We were about done, but K went downstairs in the last few minutes to examine another Ken Thomson collection, of ship models.

Then, steaks in a beautiful old house, and then home. Merry, merry Christmas to me!

Mansion Keg

Mansion interior

Best Laid Plans

December 29, 2008

With some heavy work still on my reading list (finishing the 9/11 Report, Jared Diamond’s Guns, Germs and Steel, and more books about genocide), it was an incredible pleasure to spend a week of the holiday reading Terry Fallis’ The Best Laid Plans, the Canadian political satire I mentioned earlier. It’s smart and funny and eerily prescient – a hastily-elected minority conservative government tries to use political confusion and economic woes to their advantage. And the book was published last year…and my friend and I heard Fallis in Port Colborne even before our real election took place.

It was exactly the kind of book I needed, too. And a great book for the turn of the year. I spent the fall embroiled in family issues and a frustrating job hunt, and while these things still aren’t entirely resolved, I am more optimistic. Mostly because of a type of attitude described in the book. A character quotes Mackenzie King (I haven’t been able to verify in Bartletts’ or online, but I’ve latched onto the quotation anyway):

“If you’ve really done absolutely everything you can and you still come up short, fate will smile on good people.”

Sure hope so. Thanks to Fallis for a great book, and to friend Sarah for going to the reading and buying my copy.

Merry, merry Christmas!

December 25, 2008

Merry Christmas, everyone!

little tree

by E. E. Cummings

little tree
little silent Christmas tree
you are so little
you are more like a flower

who found you in the green forest
and were you very sorry to come away?
see i will comfort you
because you smell so sweetly

i will kiss your cool bark
and hug you safe and tight
just as your mother would,
only don’t be afraid

look     the spangles
that sleep all the year in a dark box
dreaming of being taken out and allowed to shine,
the balls the chains red and gold the fluffy threads,

put up your little arms
and i’ll give them all to you to hold
every finger shall have its ring
and there won’t be a single place dark or unhappy

then when you’re quite dressed
you’ll stand in the window for everyone to see
and how they’ll stare!
oh but you’ll be very proud

and my little sister and i will take hands
and looking up at our beautiful tree
we’ll dance and sing
“Noel Noel”

“little tree” by ee cummings, from 100 Selected Poems by e. e. cummings. © Grove Weidenfeld, 1959.

Overload Update

December 19, 2008

Oryx and Crake…done.

Vanity Fair…done.

Hobbit and Life of Pi for the Teen Reading Club book group…well, I’ve gone through them again.

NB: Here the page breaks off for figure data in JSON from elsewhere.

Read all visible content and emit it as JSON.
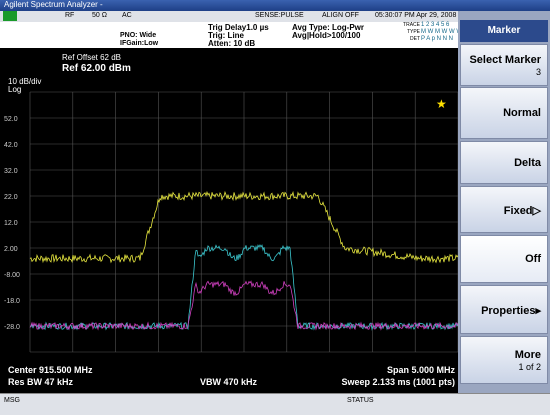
{
  "window": {
    "title": "Agilent Spectrum Analyzer - "
  },
  "status_row": {
    "rf": "RF",
    "impedance": "50 Ω",
    "coupling": "AC",
    "sense": "SENSE:PULSE",
    "align": "ALIGN OFF",
    "time": "05:30:07 PM Apr 29, 2008",
    "trace": "TRACE",
    "trace_nums": "1 2 3 4 5 6",
    "type": "TYPE",
    "type_vals": "M W M W W W",
    "det": "DET",
    "det_vals": "P A p N N N"
  },
  "settings": {
    "pno": "PNO: Wide",
    "ifgain": "IFGain:Low",
    "trig_delay": "Trig Delay1.0 µs",
    "trig": "Trig: Line",
    "atten": "Atten: 10 dB",
    "avg_type": "Avg Type: Log-Pwr",
    "avg_hold": "Avg|Hold>100/100"
  },
  "display": {
    "ref_offset": "Ref Offset 62 dB",
    "ref": "Ref 62.00 dBm",
    "scale": "10 dB/div",
    "log": "Log",
    "y_labels": [
      "52.0",
      "42.0",
      "32.0",
      "22.0",
      "12.0",
      "2.00",
      "-8.00",
      "-18.0",
      "-28.0"
    ]
  },
  "footer": {
    "center": "Center 915.500 MHz",
    "span": "Span 5.000 MHz",
    "rbw": "Res BW 47 kHz",
    "vbw": "VBW 470 kHz",
    "sweep": "Sweep  2.133 ms (1001 pts)"
  },
  "status_bar": {
    "msg": "MSG",
    "status": "STATUS"
  },
  "menu": {
    "header": "Marker",
    "buttons": [
      {
        "label": "Select Marker",
        "sub": "3"
      },
      {
        "label": "Normal"
      },
      {
        "label": "Delta"
      },
      {
        "label": "Fixed▷"
      },
      {
        "label": "Off"
      },
      {
        "label": "Properties▸"
      },
      {
        "label": "More",
        "sub": "1 of 2"
      }
    ]
  }
}
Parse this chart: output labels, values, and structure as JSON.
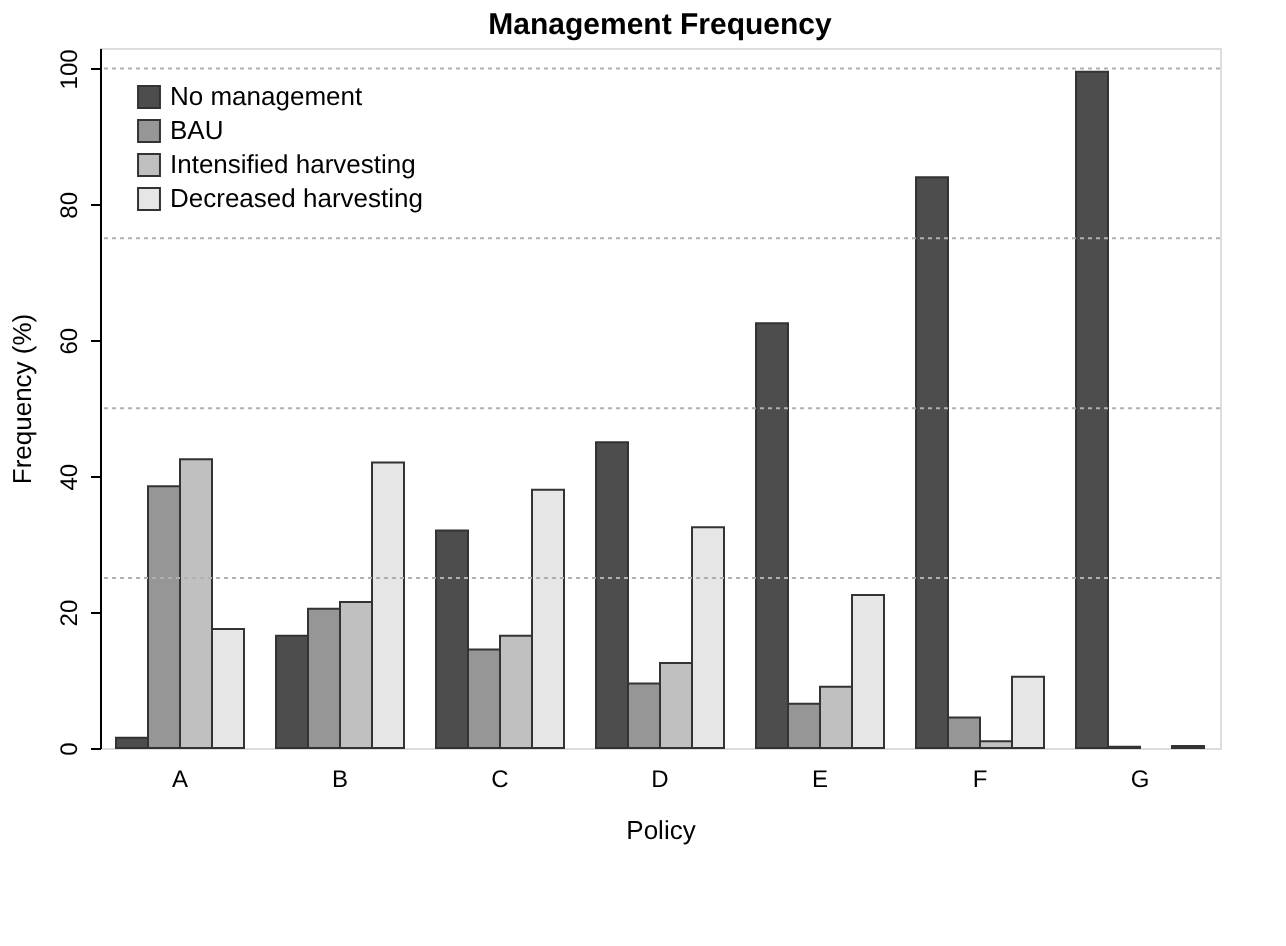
{
  "chart_data": {
    "type": "bar",
    "title": "Management Frequency",
    "xlabel": "Policy",
    "ylabel": "Frequency (%)",
    "categories": [
      "A",
      "B",
      "C",
      "D",
      "E",
      "F",
      "G"
    ],
    "series": [
      {
        "name": "No management",
        "color": "#4d4d4d",
        "values": [
          1.5,
          16.5,
          32,
          45,
          62.5,
          84,
          99.5
        ]
      },
      {
        "name": "BAU",
        "color": "#969696",
        "values": [
          38.5,
          20.5,
          14.5,
          9.5,
          6.5,
          4.5,
          0.2
        ]
      },
      {
        "name": "Intensified harvesting",
        "color": "#c0c0c0",
        "values": [
          42.5,
          21.5,
          16.5,
          12.5,
          9,
          1,
          null
        ]
      },
      {
        "name": "Decreased harvesting",
        "color": "#e6e6e6",
        "values": [
          17.5,
          42,
          38,
          32.5,
          22.5,
          10.5,
          0.3
        ]
      }
    ],
    "ylim": [
      0,
      103
    ],
    "yticks": [
      0,
      20,
      40,
      60,
      80,
      100
    ],
    "grid": false,
    "legend": "top left",
    "ref_lines": [
      {
        "axis": "y",
        "value": 25,
        "color": "#b0b0b0",
        "line_style": "dotted"
      },
      {
        "axis": "y",
        "value": 50,
        "color": "#b0b0b0",
        "line_style": "dotted"
      },
      {
        "axis": "y",
        "value": 75,
        "color": "#b0b0b0",
        "line_style": "dotted"
      },
      {
        "axis": "y",
        "value": 100,
        "color": "#b0b0b0",
        "line_style": "dotted"
      }
    ]
  }
}
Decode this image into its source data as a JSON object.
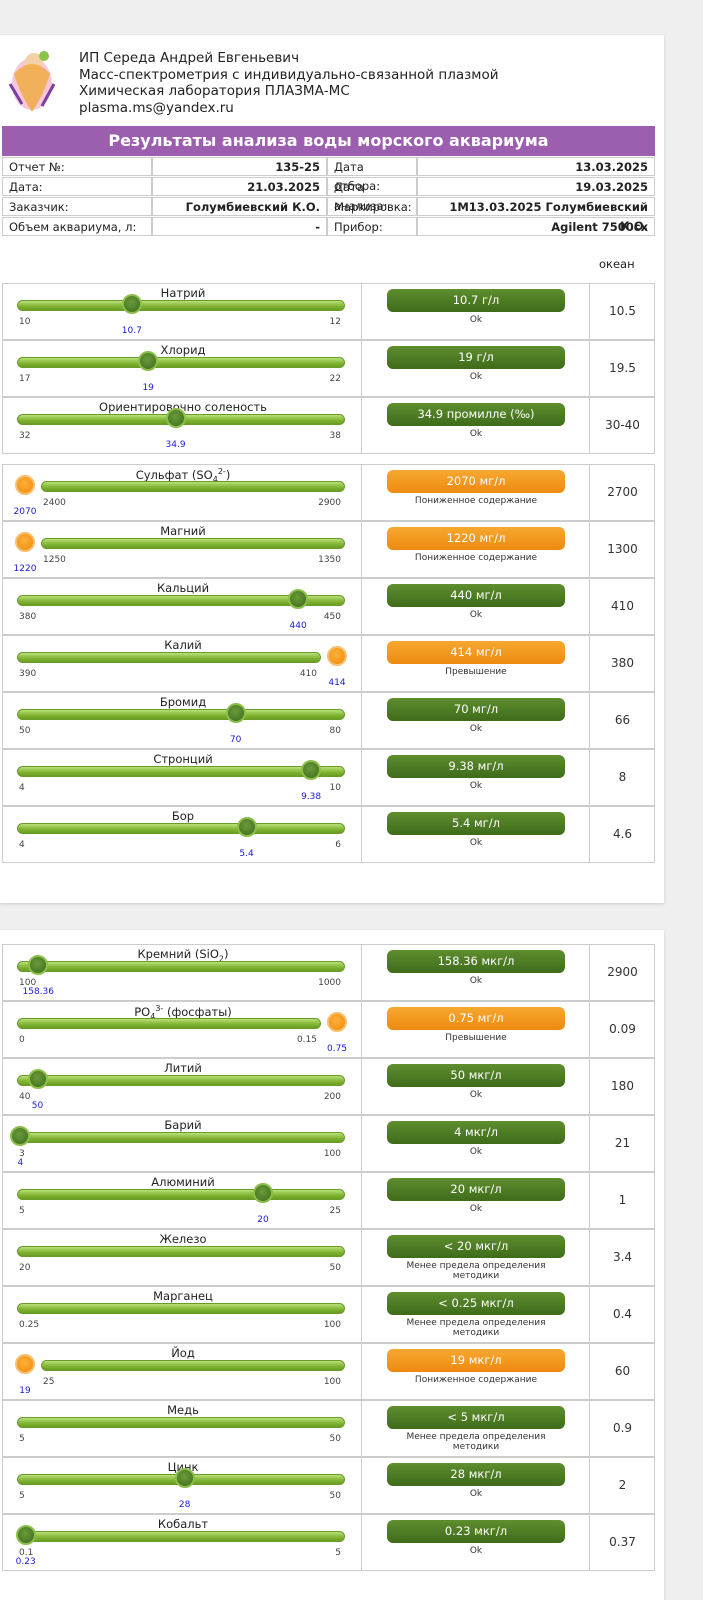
{
  "header": {
    "lines": [
      "ИП Середа Андрей Евгеньевич",
      "Масс-спектрометрия с индивидуально-связанной плазмой",
      "Химическая лаборатория ПЛАЗМА-МС",
      "plasma.ms@yandex.ru"
    ]
  },
  "title": "Результаты анализа воды морского аквариума",
  "info": {
    "rows": [
      [
        "Отчет №:",
        "135-25",
        "Дата отбора:",
        "13.03.2025"
      ],
      [
        "Дата:",
        "21.03.2025",
        "Дата анализа:",
        "19.03.2025"
      ],
      [
        "Заказчик:",
        "Голумбиевский К.О.",
        "Маркировка:",
        "1M13.03.2025 Голумбиевский К.О."
      ],
      [
        "Объем аквариума, л:",
        "-",
        "Прибор:",
        "Agilent 7500cx"
      ]
    ]
  },
  "ocean_label": "океан",
  "groups": [
    {
      "items": [
        {
          "name": "Натрий",
          "min": 10,
          "max": 12,
          "value": 10.7,
          "result": "10.7 г/л",
          "status": "Ok",
          "ocean": "10.5",
          "level": "ok"
        },
        {
          "name": "Хлорид",
          "min": 17,
          "max": 22,
          "value": 19,
          "result": "19 г/л",
          "status": "Ok",
          "ocean": "19.5",
          "level": "ok"
        },
        {
          "name": "Ориентировочно соленость",
          "min": 32,
          "max": 38,
          "value": 34.9,
          "result": "34.9 промилле (‰)",
          "status": "Ok",
          "ocean": "30-40",
          "level": "ok"
        }
      ]
    },
    {
      "items": [
        {
          "name": "Сульфат (SO",
          "name_sub": "4",
          "name_sup": "2-",
          "name_end": ")",
          "min": 2400,
          "max": 2900,
          "value": 2070,
          "result": "2070 мг/л",
          "status": "Пониженное содержание",
          "ocean": "2700",
          "level": "low"
        },
        {
          "name": "Магний",
          "min": 1250,
          "max": 1350,
          "value": 1220,
          "result": "1220 мг/л",
          "status": "Пониженное содержание",
          "ocean": "1300",
          "level": "low"
        },
        {
          "name": "Кальций",
          "min": 380,
          "max": 450,
          "value": 440,
          "result": "440 мг/л",
          "status": "Ok",
          "ocean": "410",
          "level": "ok"
        },
        {
          "name": "Калий",
          "min": 390,
          "max": 410,
          "value": 414,
          "result": "414 мг/л",
          "status": "Превышение",
          "ocean": "380",
          "level": "high"
        },
        {
          "name": "Бромид",
          "min": 50,
          "max": 80,
          "value": 70,
          "result": "70 мг/л",
          "status": "Ok",
          "ocean": "66",
          "level": "ok"
        },
        {
          "name": "Стронций",
          "min": 4,
          "max": 10,
          "value": 9.38,
          "result": "9.38 мг/л",
          "status": "Ok",
          "ocean": "8",
          "level": "ok"
        },
        {
          "name": "Бор",
          "min": 4,
          "max": 6,
          "value": 5.4,
          "result": "5.4 мг/л",
          "status": "Ok",
          "ocean": "4.6",
          "level": "ok"
        }
      ]
    },
    {
      "items": [
        {
          "name": "Кремний (SiO",
          "name_sub": "2",
          "name_end": ")",
          "min": 100,
          "max": 1000,
          "value": 158.36,
          "result": "158.36 мкг/л",
          "status": "Ok",
          "ocean": "2900",
          "level": "ok"
        },
        {
          "name": "PO",
          "name_sub": "4",
          "name_sup": "3-",
          "name_end": " (фосфаты)",
          "min": 0,
          "max": 0.15,
          "value": 0.75,
          "result": "0.75 мг/л",
          "status": "Превышение",
          "ocean": "0.09",
          "level": "high"
        },
        {
          "name": "Литий",
          "min": 40,
          "max": 200,
          "value": 50,
          "result": "50 мкг/л",
          "status": "Ok",
          "ocean": "180",
          "level": "ok"
        },
        {
          "name": "Барий",
          "min": 3,
          "max": 100,
          "value": 4,
          "result": "4 мкг/л",
          "status": "Ok",
          "ocean": "21",
          "level": "ok"
        },
        {
          "name": "Алюминий",
          "min": 5,
          "max": 25,
          "value": 20,
          "result": "20 мкг/л",
          "status": "Ok",
          "ocean": "1",
          "level": "ok"
        },
        {
          "name": "Железо",
          "min": 20,
          "max": 50,
          "result": "< 20 мкг/л",
          "status": "Менее предела определения методики",
          "ocean": "3.4",
          "level": "ok"
        },
        {
          "name": "Марганец",
          "min": 0.25,
          "max": 100,
          "result": "< 0.25 мкг/л",
          "status": "Менее предела определения методики",
          "ocean": "0.4",
          "level": "ok"
        },
        {
          "name": "Йод",
          "min": 25,
          "max": 100,
          "value": 19,
          "result": "19 мкг/л",
          "status": "Пониженное содержание",
          "ocean": "60",
          "level": "low"
        },
        {
          "name": "Медь",
          "min": 5,
          "max": 50,
          "result": "< 5 мкг/л",
          "status": "Менее предела определения методики",
          "ocean": "0.9",
          "level": "ok"
        },
        {
          "name": "Цинк",
          "min": 5,
          "max": 50,
          "value": 28,
          "result": "28 мкг/л",
          "status": "Ok",
          "ocean": "2",
          "level": "ok"
        },
        {
          "name": "Кобальт",
          "min": 0.1,
          "max": 5,
          "value": 0.23,
          "result": "0.23 мкг/л",
          "status": "Ok",
          "ocean": "0.37",
          "level": "ok"
        }
      ]
    }
  ]
}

Unfortunately, I took time I could have been reading The 9/11 Commission Report, Kay Ryan’s poetry, or anything else, to reread a Harry Potter Book. And now, Philip Gourevitch’s We wish to inform you that tomorrow we will be killed with our families and Edward Said’s On Late Style have arrived. And Plummer still waits in the wings. Well, his autobiography does. Lots of good reading to do…Merry Christmas to me!

(And I might skim the 9/11 Report).


December 3, 2008

Hard to believe someone who loves to read and whose only obligations at the moment are family- and volunteer-oriented could fall so far behind on her reading list, but here it is.

I’m a few chapters in to the really excellent (as I said) 9/11 Commission Report.

I’m about halfway through my newest Vanity Fair.

I’ve only just started the book of poetry, and haven’t started at all with Christopher Plummer’s autobiography, both of which just arrived for me.

I’m re-reading Life of Pi (not started) and reading Atwood’s Oryx and Crake (not started) for a teen book club / forum I’m involved with.

And of course there’s always still Salinger, Shakespeare’s Roman plays and histories, and Three Musketeers that I’ve promised myself I’ll get to.

Luckily, it all sounds like lots of fun. I’ll try to get through my Vanity Fair and maybe the Kay Ryan poetry today; all that’s going on is Christmas decorating and a concert.